Adjustment details provide the parameters for calculating price adjustments. Advanced pricing adjustment details contain basis codes that add pricing flexibility. You can define adjustment details when you add adjustment definitions to adjustment schedules. Adjustment details enable you to define special processing such as free goods, pricing formulas, or variable tables. The pricing hierarchy defines in what order the system uses the adjustments you list in the adjustment details. After you define adjustment details you can create a price matrix to add or change multiple adjustment detail records.

See "Setting Up Adjustment Details" in the JD Edwards EnterpriseOne Applications Advanced Pricing Implementation Guide.

5.3.2.5 Adjustment Schedules

An adjustment schedule contains one or more adjustment definitions for which a customer or an item is eligible. An adjustment schedule consists of adjustment definitions and adjustment details.

You assign customers to adjustment schedules so the system can calculate prices. In the adjustment schedule, you specify the sequence that the system uses to apply adjustment definitions to sales order prices. You assign customers to an adjustment schedule through the customer billing instructions.

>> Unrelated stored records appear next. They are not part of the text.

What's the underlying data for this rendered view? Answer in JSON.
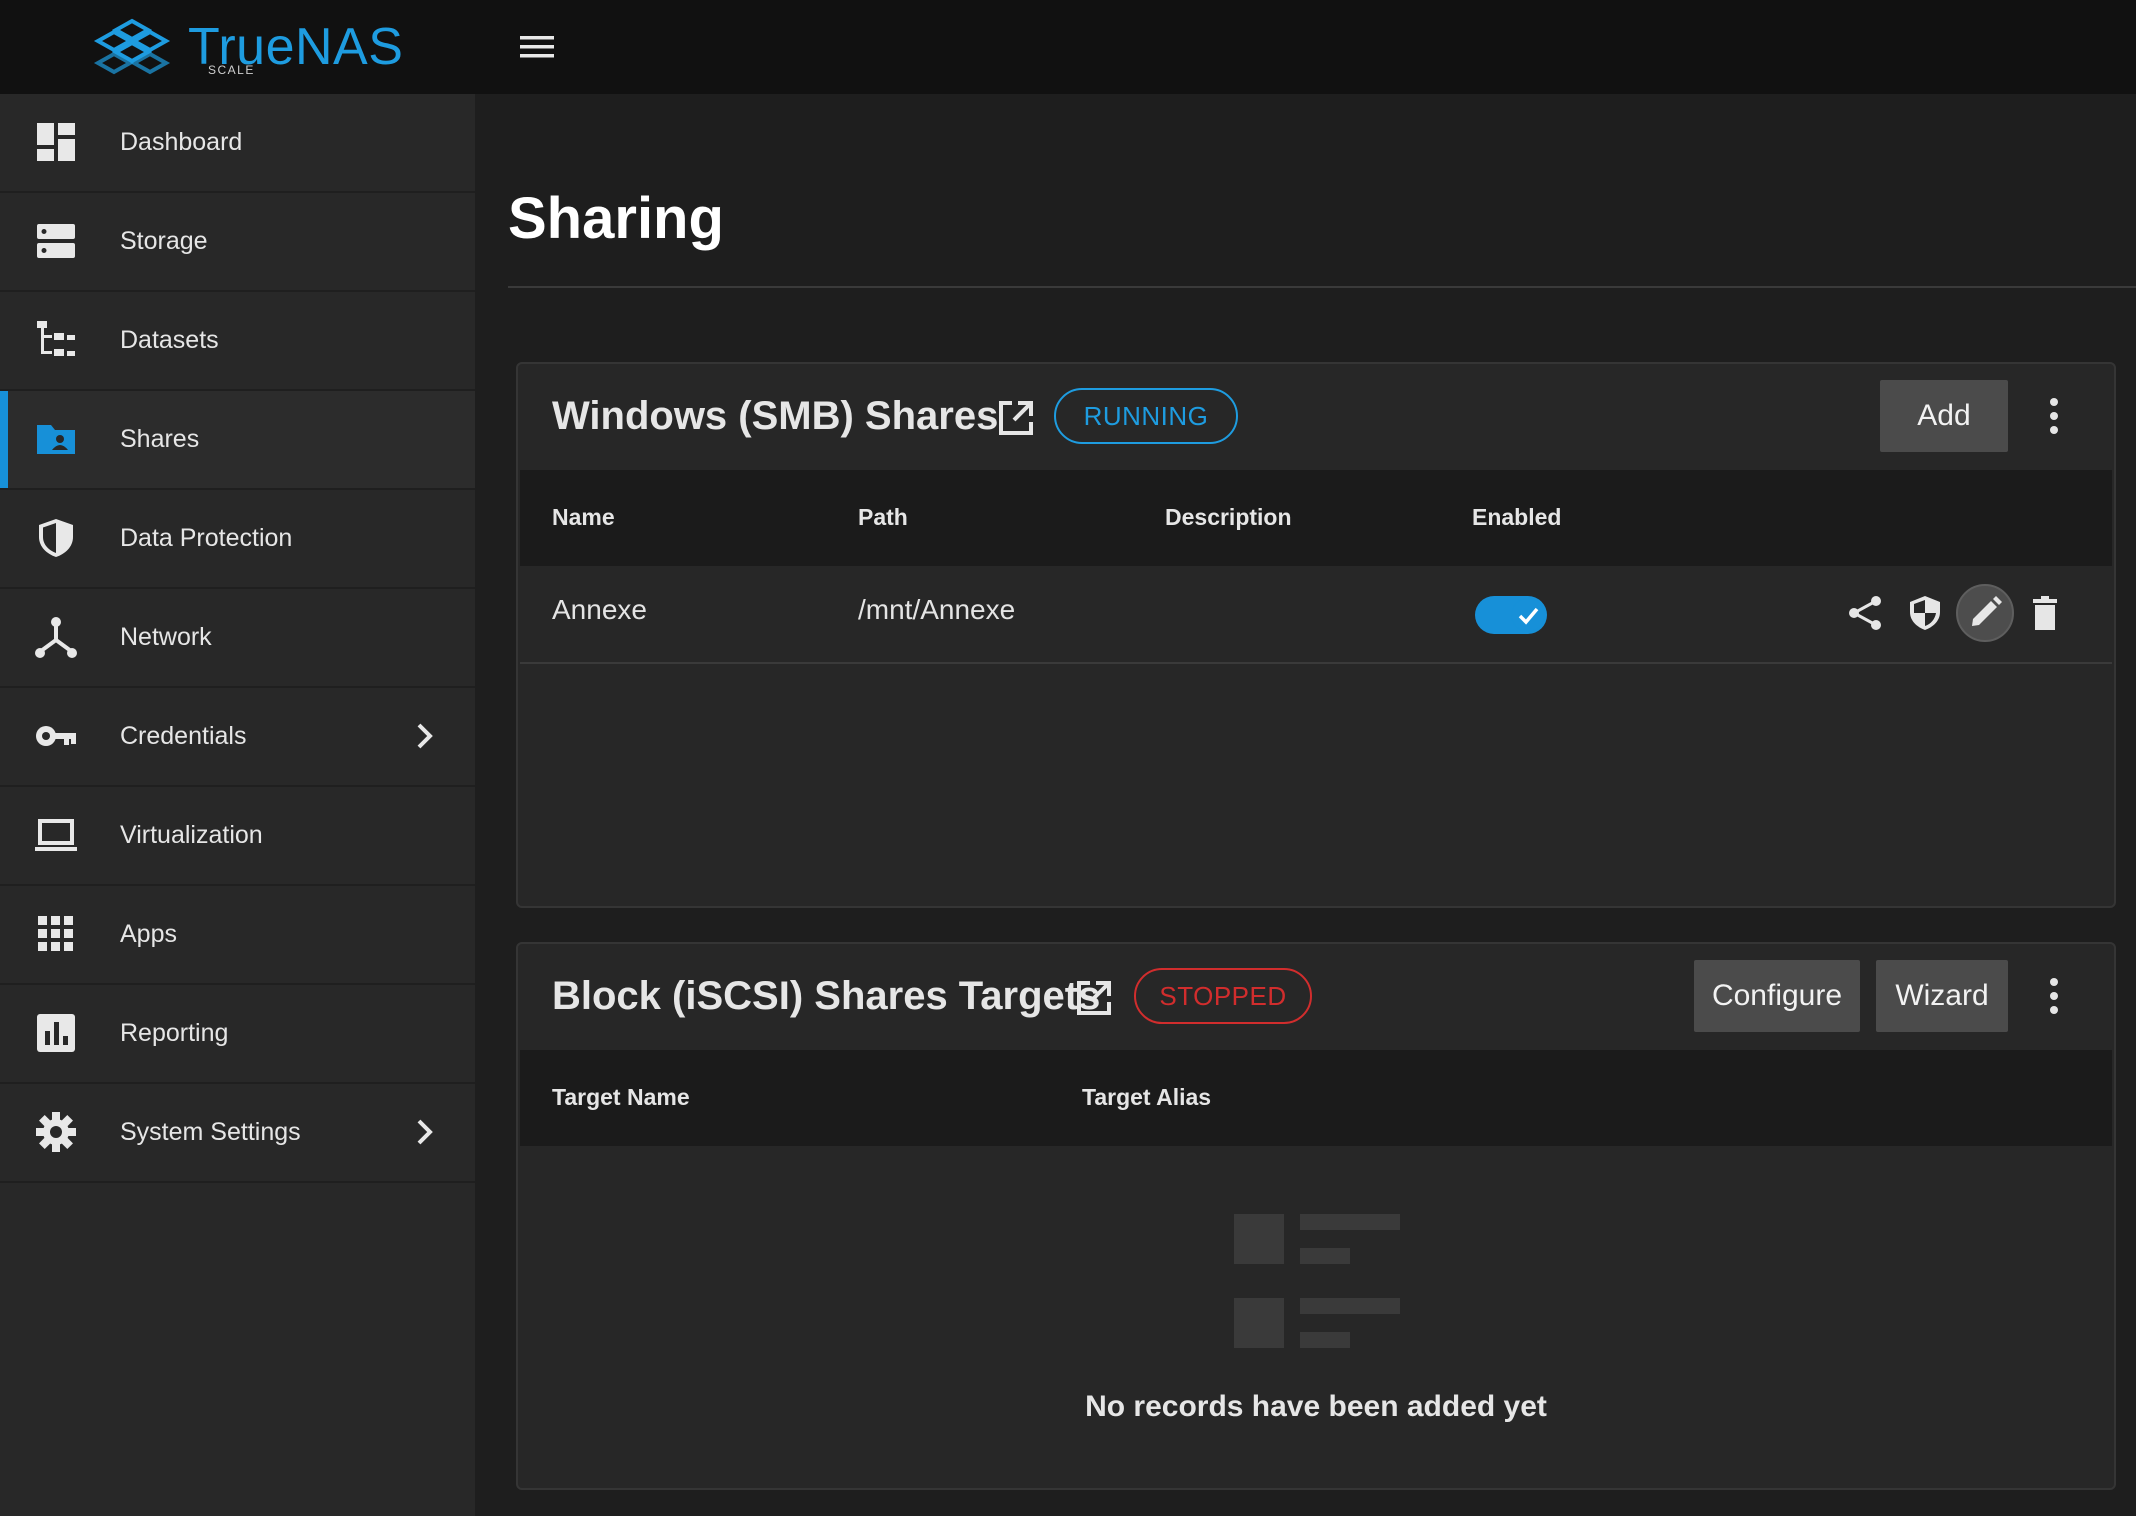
{
  "app": {
    "logo_text": "TrueNAS",
    "logo_sub": "SCALE",
    "brand_color": "#1e9ce0"
  },
  "sidebar": {
    "items": [
      {
        "label": "Dashboard",
        "icon": "dashboard-icon"
      },
      {
        "label": "Storage",
        "icon": "storage-icon"
      },
      {
        "label": "Datasets",
        "icon": "datasets-icon"
      },
      {
        "label": "Shares",
        "icon": "shares-icon",
        "active": true
      },
      {
        "label": "Data Protection",
        "icon": "shield-icon"
      },
      {
        "label": "Network",
        "icon": "network-icon"
      },
      {
        "label": "Credentials",
        "icon": "key-icon",
        "expandable": true
      },
      {
        "label": "Virtualization",
        "icon": "laptop-icon"
      },
      {
        "label": "Apps",
        "icon": "apps-grid-icon"
      },
      {
        "label": "Reporting",
        "icon": "reporting-icon"
      },
      {
        "label": "System Settings",
        "icon": "gear-icon",
        "expandable": true
      }
    ]
  },
  "main": {
    "title": "Sharing",
    "smb": {
      "title": "Windows (SMB) Shares",
      "status": "RUNNING",
      "status_color": "#1e9ce0",
      "add_label": "Add",
      "columns": [
        "Name",
        "Path",
        "Description",
        "Enabled"
      ],
      "rows": [
        {
          "name": "Annexe",
          "path": "/mnt/Annexe",
          "description": "",
          "enabled": true
        }
      ]
    },
    "iscsi": {
      "title": "Block (iSCSI) Shares Targets",
      "status": "STOPPED",
      "status_color": "#d12d2d",
      "configure_label": "Configure",
      "wizard_label": "Wizard",
      "columns": [
        "Target Name",
        "Target Alias"
      ],
      "empty_message": "No records have been added yet"
    }
  }
}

When you enter a sales order, the system copies the schedule to the Sold To address into the order header.

See "Building Adjustment Schedules" in the JD Edwards EnterpriseOne Applications Advanced Pricing Implementation Guide.

5.3.2.6 Complex Groups

For JD Edwards EnterpriseOne Grower Pricing and Payments, you can use these complex groups:

  • Item Price Groups.

  • Purchase Order Detail Groups.

  • Receipt Order Detail Groups

The Purchase Order Detail Group and Receipt Order Detail Group definitions contain fields that are specific to grower contracts. You can use these fields to create pricing based on information on the purchase order or the receipt created from a weigh tag. To reprice receipts based on actual quality result information, set up pricing using Receipt Order Detail Groups.

5.3.2.7 Considerations

You assign adjustment schedules to suppliers so the system can calculate prices. In the adjustment schedule, you specify the sequence that the system applies the adjustment definitions to purchase order prices. You assign an adjustment schedule to a supplier using the Supplier Master Revision form. When you enter a purchase order, the system copies the schedule to the supplier address into the order header. In addition, you can override the schedule from the Supplier Master by attaching an adjustment schedule to a purchasing contract in the JD Edwards Grower Pricing and Payments system.

Note:

If you use JD Edwards EnterpriseOne Advanced Pricing and Procurement, you can assign only one adjustment schedule to each supplier. The system does not enable all of the JD Edwards EnterpriseOne Advanced Pricing functionality for use with Procurement. For example, on the Price Adjustment Definition, the system allows only the Line Level Adjustment option for the Procurement or Receipt target applications.